What tends to do damage to soft flexible objects is pressure pushing outwards.
The human body is pretty complex, so lets start with something simpler, an inflated and tied off balloon.
Lets say we put our balloon in a pressure chamber. As we crank up the pressure the balloon will deflate such that the pressure inside the balloon remains slightly above the pressure outside it. The balloon will not be damaged.
Now lets say we put our balloon in a vacuum chamber. This time the balloon will expand to maintain the pressure inside slightly above the pressure outside. Eventually it will expand to the point of bursting.
Now lets say we fill the balloon with water instead of air. In this case it will survive in both the pressure chamber and the vaccum chamber, chamber
Now lets say instead of one balloon we have two, one inside a pressure chamber one outside it and the balloon are connected by a pipe running through the chamber wall. As we increase the pressure in the chamber the balloon inside the chamber will shrink and the out outside will expand and explode. This will apply regardless of whether the balloon are full of air, water or some mixture of both.
We can think of our body as being like a series of balloons, most of them are full of water but some of them (the lungs) are full of air and can be opened to the air.

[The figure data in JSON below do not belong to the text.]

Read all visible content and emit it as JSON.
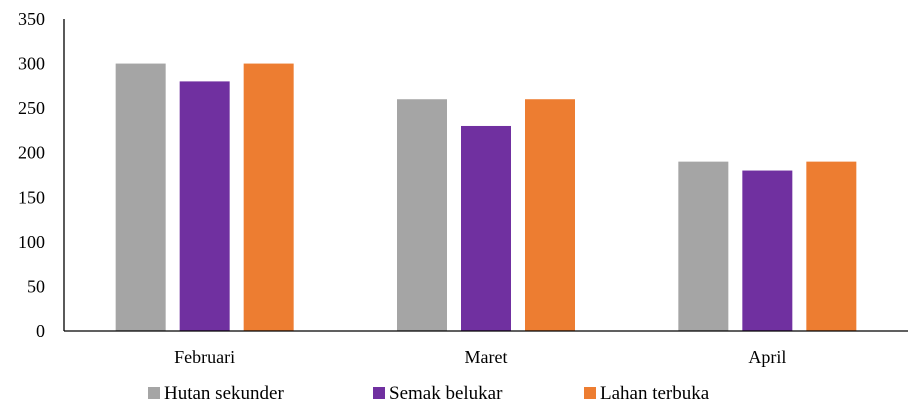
{
  "chart_data": {
    "type": "bar",
    "title": "",
    "xlabel": "",
    "ylabel": "",
    "categories": [
      "Februari",
      "Maret",
      "April"
    ],
    "series": [
      {
        "name": "Hutan sekunder",
        "color": "#a5a5a5",
        "values": [
          300,
          260,
          190
        ]
      },
      {
        "name": "Semak belukar",
        "color": "#7030a0",
        "values": [
          280,
          230,
          180
        ]
      },
      {
        "name": "Lahan terbuka",
        "color": "#ed7d31",
        "values": [
          300,
          260,
          190
        ]
      }
    ],
    "ylim": [
      0,
      350
    ],
    "yticks": [
      "0",
      "50",
      "100",
      "150",
      "200",
      "250",
      "300",
      "350"
    ],
    "grid": false,
    "legend_position": "bottom"
  }
}
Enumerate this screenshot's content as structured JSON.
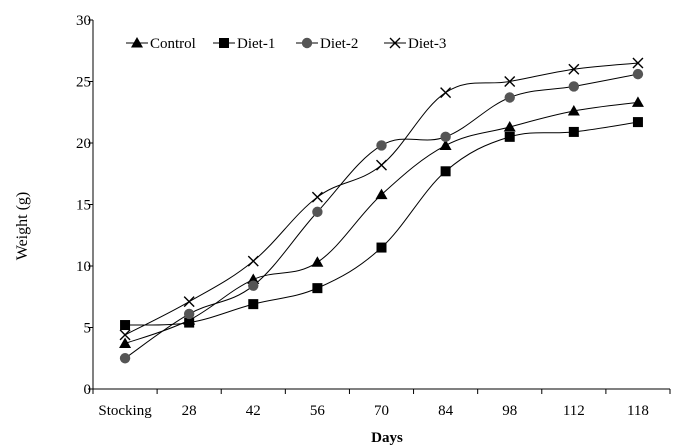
{
  "chart_data": {
    "type": "line",
    "title": "",
    "xlabel": "Days",
    "ylabel": "Weight (g)",
    "ylim": [
      0,
      30
    ],
    "yticks": [
      0,
      5,
      10,
      15,
      20,
      25,
      30
    ],
    "categories": [
      "Stocking",
      "28",
      "42",
      "56",
      "70",
      "84",
      "98",
      "112",
      "118"
    ],
    "grid": false,
    "legend_position": "top-left",
    "series": [
      {
        "name": "Control",
        "marker": "triangle",
        "values": [
          3.7,
          5.6,
          8.9,
          10.3,
          15.8,
          19.8,
          21.3,
          22.6,
          23.3
        ]
      },
      {
        "name": "Diet-1",
        "marker": "square",
        "values": [
          5.2,
          5.4,
          6.9,
          8.2,
          11.5,
          17.7,
          20.5,
          20.9,
          21.7
        ]
      },
      {
        "name": "Diet-2",
        "marker": "circle",
        "values": [
          2.5,
          6.1,
          8.4,
          14.4,
          19.8,
          20.5,
          23.7,
          24.6,
          25.6
        ]
      },
      {
        "name": "Diet-3",
        "marker": "x",
        "values": [
          4.4,
          7.1,
          10.4,
          15.6,
          18.2,
          24.1,
          25.0,
          26.0,
          26.5
        ]
      }
    ],
    "line_color": "#000000"
  }
}
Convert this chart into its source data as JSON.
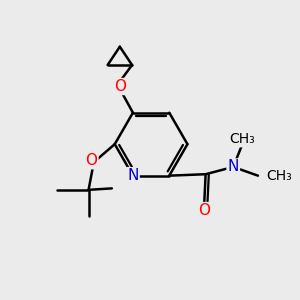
{
  "bg_color": "#ebebeb",
  "line_color": "#000000",
  "bond_width": 1.8,
  "atom_colors": {
    "O": "#ff0000",
    "N": "#0000cc",
    "C": "#000000"
  },
  "font_size_atoms": 11,
  "font_size_methyl": 10
}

IF someone dives without breathing apparatus then the lungs will compress but this doesn't damage them. If someone dives with breathing apparatus then the breathing apparatus will keep the pressure in their lungs at roughly the same pressure as the water pressure while allowing the lungs to retain their normal size. If someone descends using breathing apparatus and tries to hold their breath on the ascent then damage is likely.
In the mythbusters experiment the fluids in the body are pushed from the body of the suit to the helmet, bursting anything that tries to stand in their way.